By the Bay

June is bustin’ out all over, as Oscar Hammerstein put it, and in California June arrives in March. This is a most fortunate March. General climate projections have 40 million Californians living under the stresses of a drawing West Coast, winter shorter, snowpack smaller. But all this is in the future. The present is most enjoyable. Just stand on our upper deck, look out and see the neighborhood to our southeast, the Excelsior. The distant streets with their no-longer-cheap wood and stucco houses seem slightly lost. The faintest touch of smog, a sign of warmer days hangs in the air.

My nephew is visiting from Seattle, and the two of us share a general interest in things urban, particularly things involving urban planning. He has a degree in the latter and a fairly new job with a Seattle NGO that builds low-cost housing in the western US. To celebrate this spectacular day we went to a spectacular place, San Francisco’s Embarcadero, a wide open boulevard running along the edge of San Francisco Bay. It is a place where the water sparkles, ferries glide and oceangoing freighters churn by so close that one could almost throw a stone at them.
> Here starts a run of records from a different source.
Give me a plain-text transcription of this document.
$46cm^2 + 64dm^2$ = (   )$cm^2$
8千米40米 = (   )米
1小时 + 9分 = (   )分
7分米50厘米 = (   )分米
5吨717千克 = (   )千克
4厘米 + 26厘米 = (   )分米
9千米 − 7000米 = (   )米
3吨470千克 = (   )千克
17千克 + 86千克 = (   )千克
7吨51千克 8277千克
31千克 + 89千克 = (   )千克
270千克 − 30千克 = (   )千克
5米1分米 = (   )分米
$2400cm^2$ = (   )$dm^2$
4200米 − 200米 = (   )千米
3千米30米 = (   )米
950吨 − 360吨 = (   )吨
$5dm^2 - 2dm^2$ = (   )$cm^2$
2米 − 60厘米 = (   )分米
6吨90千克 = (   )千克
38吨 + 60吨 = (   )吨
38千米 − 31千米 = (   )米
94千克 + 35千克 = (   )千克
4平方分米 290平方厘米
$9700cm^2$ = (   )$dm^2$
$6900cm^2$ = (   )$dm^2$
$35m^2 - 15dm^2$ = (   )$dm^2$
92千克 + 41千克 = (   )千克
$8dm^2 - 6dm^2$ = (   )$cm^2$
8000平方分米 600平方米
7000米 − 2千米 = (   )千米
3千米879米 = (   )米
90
The Commonwealth Club of California has a magnificent new home right at the water’s edge. We went to the roof garden for a better view of everything and got one. The Bay Bridge slings itself over the water. Sailboats and seagulls and tankers and tourists all lounge in the sun.

We were there to hear a talk by an Indian economist. His message was clear and simple. The planet faces environmental catastrophe, demands massive intervention – and this can only come from governments. And to put a finer point on it, strong governments. No example of which can be found in these United States. In fact, our society is all about pleasing individuals, rather than pulling people together to get things done. Such as saving our collective skins.

He highlighted certain cultural myths. That technology is a wondrous thing and will somehow save our planet. That ideas from Asia are probably inferior. That banning plastic straws does great good (this does not reach the scale of action currently required, although a global ban on plastic bottles comes closer). That people who run corporations necessarily know important things about the world. In short, life is 
(not) one big Ted talk.

Meanwhile, the dying planet looked especially beautiful on this fine day. In fact, it looked so beautiful that one could be seduced into thinking that all was well.